情感一致性推理：基于情感依据验证器的多模态大语言模型方法 (Emotion-Coherent Reasoning for Multimodal LLMs via Emotional Rationale Verifier)

The recent advancement of Multimodal Large Language Models (MLLMs) is transforming human-computer interaction (HCI) from surface-level exchanges into more nuanced and emotionally intelligent communication. To realize this shift, emotion understanding becomes essential allowing systems to capture subtle cues underlying user intent. Furthermore, providing faithful explanations for predicted emotions is crucial to ensure interpretability and build user trust. However, current MLLM-based methods often generate emotion explanations that diverge from the target labels and sometimes even contradict their own predicted emotions. This inconsistency poses a critical risk for misunderstanding and erodes reliability in interactive settings. To address this, we propose a novel approach: the Emotional Rationale Verifier (ERV) and an Explanation Reward. Our method guides the model to produce reasoning that is explicitly consistent with the target emotion during multimodal emotion recognition without modifying the model architecture or requiring additional paired video-description annotations. Our method significantly improves faithful explanation-prediction consistency and explanation emotion accuracy on the MAFW and DFEW datasets. Through extensive experiments and human evaluations, we show that our approach not only enhances alignment between explanation and prediction but also empowers MLLMs to deliver emotionally coherent, trustworthy interactions, marking a key step toward truly human-like HCI systems.

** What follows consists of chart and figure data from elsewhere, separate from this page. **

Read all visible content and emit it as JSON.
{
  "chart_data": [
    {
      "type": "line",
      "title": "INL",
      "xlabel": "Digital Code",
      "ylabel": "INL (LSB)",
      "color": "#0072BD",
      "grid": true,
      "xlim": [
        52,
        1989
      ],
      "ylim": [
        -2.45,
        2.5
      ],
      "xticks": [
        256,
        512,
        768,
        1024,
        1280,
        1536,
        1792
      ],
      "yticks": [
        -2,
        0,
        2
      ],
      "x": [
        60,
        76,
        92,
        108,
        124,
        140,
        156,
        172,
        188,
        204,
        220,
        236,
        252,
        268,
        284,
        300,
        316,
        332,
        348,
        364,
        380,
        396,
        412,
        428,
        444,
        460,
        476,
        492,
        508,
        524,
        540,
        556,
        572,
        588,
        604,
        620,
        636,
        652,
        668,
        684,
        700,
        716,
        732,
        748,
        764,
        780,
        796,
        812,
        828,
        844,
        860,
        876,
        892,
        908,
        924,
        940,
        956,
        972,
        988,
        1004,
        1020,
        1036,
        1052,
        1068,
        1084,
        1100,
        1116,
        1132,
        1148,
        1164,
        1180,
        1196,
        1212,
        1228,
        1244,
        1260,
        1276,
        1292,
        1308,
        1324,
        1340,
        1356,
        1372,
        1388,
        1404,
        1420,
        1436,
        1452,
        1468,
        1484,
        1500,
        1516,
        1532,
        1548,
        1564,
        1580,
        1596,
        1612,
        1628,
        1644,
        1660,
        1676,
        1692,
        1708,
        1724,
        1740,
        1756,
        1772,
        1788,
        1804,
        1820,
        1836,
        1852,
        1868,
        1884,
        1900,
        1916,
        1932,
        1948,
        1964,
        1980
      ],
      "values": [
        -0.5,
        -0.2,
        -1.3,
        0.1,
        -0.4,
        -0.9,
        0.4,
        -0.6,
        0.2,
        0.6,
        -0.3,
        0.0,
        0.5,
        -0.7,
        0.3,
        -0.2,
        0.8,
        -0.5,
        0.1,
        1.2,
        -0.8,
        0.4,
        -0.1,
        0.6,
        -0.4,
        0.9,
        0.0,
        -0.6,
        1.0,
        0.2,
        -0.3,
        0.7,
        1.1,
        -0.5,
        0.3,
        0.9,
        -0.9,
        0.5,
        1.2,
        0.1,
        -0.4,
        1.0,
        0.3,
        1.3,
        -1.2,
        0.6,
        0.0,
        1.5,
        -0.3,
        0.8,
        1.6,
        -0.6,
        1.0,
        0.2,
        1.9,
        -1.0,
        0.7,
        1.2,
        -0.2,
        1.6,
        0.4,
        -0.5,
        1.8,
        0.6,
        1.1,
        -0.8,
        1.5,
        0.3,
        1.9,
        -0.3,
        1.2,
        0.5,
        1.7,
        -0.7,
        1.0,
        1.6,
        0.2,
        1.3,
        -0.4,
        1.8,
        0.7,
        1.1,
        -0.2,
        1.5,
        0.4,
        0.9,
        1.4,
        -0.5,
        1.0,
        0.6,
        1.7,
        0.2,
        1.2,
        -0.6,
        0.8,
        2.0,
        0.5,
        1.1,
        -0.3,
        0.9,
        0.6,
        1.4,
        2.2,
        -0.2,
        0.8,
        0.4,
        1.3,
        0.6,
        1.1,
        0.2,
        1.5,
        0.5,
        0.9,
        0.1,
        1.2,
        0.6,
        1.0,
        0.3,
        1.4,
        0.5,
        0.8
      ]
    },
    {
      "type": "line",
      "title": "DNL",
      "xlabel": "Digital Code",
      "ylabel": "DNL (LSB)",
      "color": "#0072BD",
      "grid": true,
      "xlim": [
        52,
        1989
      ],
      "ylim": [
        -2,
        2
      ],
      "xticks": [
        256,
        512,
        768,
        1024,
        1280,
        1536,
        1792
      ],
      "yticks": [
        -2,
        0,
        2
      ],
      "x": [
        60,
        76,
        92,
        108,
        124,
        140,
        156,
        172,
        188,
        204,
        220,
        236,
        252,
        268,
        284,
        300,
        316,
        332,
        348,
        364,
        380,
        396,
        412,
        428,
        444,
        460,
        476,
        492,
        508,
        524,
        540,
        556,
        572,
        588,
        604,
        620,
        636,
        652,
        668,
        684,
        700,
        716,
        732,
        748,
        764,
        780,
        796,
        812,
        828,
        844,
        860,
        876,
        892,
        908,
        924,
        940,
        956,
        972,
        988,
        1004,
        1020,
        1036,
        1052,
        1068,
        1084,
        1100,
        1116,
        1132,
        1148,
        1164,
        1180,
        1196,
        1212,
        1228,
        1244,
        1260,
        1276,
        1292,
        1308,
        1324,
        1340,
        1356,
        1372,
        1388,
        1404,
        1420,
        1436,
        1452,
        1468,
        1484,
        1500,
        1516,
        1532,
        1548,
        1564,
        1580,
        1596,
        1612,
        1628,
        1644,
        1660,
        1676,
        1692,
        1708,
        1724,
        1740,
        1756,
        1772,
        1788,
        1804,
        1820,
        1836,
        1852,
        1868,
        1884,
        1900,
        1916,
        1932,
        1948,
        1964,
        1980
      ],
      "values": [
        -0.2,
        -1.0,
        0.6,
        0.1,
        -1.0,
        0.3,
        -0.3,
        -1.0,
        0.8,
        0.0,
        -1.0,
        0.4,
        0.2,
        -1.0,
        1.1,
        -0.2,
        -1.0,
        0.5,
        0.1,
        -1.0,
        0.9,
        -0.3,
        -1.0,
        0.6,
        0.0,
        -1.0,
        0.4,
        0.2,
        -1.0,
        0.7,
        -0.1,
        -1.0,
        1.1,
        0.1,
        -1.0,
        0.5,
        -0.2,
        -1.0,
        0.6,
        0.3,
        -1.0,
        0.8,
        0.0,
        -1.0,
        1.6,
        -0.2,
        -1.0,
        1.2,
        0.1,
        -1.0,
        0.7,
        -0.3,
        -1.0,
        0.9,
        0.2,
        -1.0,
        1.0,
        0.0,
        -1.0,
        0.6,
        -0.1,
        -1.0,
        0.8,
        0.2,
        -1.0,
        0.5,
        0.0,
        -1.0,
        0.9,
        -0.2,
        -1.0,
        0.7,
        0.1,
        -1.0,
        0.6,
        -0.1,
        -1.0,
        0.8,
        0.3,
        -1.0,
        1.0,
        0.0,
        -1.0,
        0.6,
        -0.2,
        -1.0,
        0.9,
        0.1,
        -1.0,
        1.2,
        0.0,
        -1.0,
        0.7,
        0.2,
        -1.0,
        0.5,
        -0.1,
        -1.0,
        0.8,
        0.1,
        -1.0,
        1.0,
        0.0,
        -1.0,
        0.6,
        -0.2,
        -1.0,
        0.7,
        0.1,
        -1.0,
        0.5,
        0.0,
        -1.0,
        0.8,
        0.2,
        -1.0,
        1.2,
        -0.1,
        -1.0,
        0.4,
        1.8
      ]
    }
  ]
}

翻译：近年来，多模态大语言模型（MLLMs）的进展正将人机交互（HCI）从表层交流转变为更细致、更具情感智能的沟通。为实现这一转变，情感理解变得至关重要，它使系统能够捕捉用户意图背后的细微线索。此外，为预测的情感提供忠实解释对于确保可解释性和建立用户信任至关重要。然而，当前基于MLLM的方法所生成的情感解释常常偏离目标标签，有时甚至与模型自身预测的情感相矛盾。这种不一致性在交互场景中构成了误解的关键风险，并削弱了系统的可靠性。为解决这一问题，我们提出了一种新颖方法：情感依据验证器（ERV）与解释奖励机制。我们的方法引导模型在多模态情感识别过程中生成与目标情感明确一致的推理，而无需修改模型架构或额外的配对视频-描述标注。在MAFW和DFEW数据集上，我们的方法显著提升了解释-预测一致性的忠实度以及解释的情感准确性。通过大量实验和人工评估，我们证明该方法不仅增强了解释与预测之间的对齐，还使MLLMs能够提供情感一致、可信赖的交互，这标志着向真正类人HCI系统迈出了关键一步。